On 9/27/24 4:03 AM, Nicolin Chen wrote:
On Thu, Sep 26, 2024 at 04:47:02PM +0800, Yi Liu wrote:
On 2024/9/26 02:55, Nicolin Chen wrote:
On Wed, Sep 25, 2024 at 06:30:20PM +0800, Yi Liu wrote:
Hi Nic,
On 2024/8/28 00:59, Nicolin Chen wrote:
This series introduces a new VIOMMU infrastructure and related ioctls.
IOMMUFD has been using the HWPT infrastructure for all cases, including a nested IO page table support. Yet, there're limitations for an HWPT-based structure to support some advanced HW-accelerated features, such as CMDQV on NVIDIA Grace, and HW-accelerated vIOMMU on AMD. Even for a multi-IOMMU environment, it is not straightforward for nested HWPTs to share the same parent HWPT (stage-2 IO pagetable), with the HWPT infrastructure alone.

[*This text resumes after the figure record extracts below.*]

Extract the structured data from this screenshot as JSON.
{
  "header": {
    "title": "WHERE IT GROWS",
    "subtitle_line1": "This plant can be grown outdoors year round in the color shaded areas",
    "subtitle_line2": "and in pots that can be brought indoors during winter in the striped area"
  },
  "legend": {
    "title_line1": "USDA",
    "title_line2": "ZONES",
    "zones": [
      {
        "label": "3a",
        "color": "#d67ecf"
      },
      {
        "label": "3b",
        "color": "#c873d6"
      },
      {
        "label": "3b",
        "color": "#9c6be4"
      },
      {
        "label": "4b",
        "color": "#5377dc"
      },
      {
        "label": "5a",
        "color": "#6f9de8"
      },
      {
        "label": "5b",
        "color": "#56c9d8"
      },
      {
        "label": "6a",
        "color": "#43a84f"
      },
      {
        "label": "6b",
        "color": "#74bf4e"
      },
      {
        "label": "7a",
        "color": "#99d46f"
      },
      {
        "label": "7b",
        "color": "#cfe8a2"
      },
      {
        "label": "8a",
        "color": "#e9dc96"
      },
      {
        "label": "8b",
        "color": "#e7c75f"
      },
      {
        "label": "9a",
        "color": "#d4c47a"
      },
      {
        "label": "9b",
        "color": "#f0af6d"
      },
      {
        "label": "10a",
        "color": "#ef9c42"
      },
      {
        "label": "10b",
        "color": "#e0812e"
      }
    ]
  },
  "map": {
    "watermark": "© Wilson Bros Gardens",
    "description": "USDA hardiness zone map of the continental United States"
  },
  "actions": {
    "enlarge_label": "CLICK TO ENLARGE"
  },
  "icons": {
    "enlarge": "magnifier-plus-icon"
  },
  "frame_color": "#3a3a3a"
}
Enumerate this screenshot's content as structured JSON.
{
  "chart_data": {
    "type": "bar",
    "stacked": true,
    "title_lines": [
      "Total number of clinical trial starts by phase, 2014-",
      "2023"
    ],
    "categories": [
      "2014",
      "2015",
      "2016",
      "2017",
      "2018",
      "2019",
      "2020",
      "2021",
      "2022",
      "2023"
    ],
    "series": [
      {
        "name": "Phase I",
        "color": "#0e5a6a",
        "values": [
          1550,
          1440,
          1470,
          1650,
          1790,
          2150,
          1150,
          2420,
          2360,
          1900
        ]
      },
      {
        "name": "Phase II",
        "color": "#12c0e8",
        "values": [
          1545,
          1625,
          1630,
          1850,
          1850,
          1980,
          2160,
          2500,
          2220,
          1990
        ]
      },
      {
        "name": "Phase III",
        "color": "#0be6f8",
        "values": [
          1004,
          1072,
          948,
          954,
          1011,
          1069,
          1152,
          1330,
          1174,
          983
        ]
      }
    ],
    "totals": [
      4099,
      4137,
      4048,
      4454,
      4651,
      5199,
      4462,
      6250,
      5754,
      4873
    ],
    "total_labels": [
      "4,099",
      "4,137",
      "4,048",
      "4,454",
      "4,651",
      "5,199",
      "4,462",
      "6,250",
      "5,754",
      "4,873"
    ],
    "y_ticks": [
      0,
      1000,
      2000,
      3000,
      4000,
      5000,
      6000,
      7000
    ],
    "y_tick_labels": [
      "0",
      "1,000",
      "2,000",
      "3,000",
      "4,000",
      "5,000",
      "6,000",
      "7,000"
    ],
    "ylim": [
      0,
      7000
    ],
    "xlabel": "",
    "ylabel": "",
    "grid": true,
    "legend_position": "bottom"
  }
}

could you elaborate a bit for the last sentence in the above paragraph?
Stage-2 HWPT/domain on ARM holds a VMID. If we share the parent domain across IOMMU instances, we'd have to make sure that VMID is available on all IOMMU instances. There comes the limitation and potential resource starving, so not ideal.
got it.
Baolu told me that Intel may have the same: different domain IDs on different IOMMUs; multiple IOMMU instances on one chip: https://lore.kernel.org/linux-iommu/cf4fe15c-8bcb-4132-a1fd-b2c8ddf2731b@lin... So, I think we are having the same situation here.
yes, it's called iommu unit or dmar. A typical Intel server can have multiple iommu units. But like Baolu mentioned in that thread, the intel iommu driver maintains separate domain ID spaces for iommu units, which means a given iommu domain has different DIDs when associated with different iommu units. So intel side is not suffering from this so far.
An ARM SMMU has its own VMID pool as well. The suffering comes from associating VMIDs to one shared parent S2 domain.
Does a DID per S1 nested domain or parent S2? If it is per S2, I think the same suffering applies when we share the S2 across IOMMU instances?
It's per S1 nested domain in current VT-d design. It's simple but lacks sharing of DID within a VM. We probably will change this later.
Thanks, baolu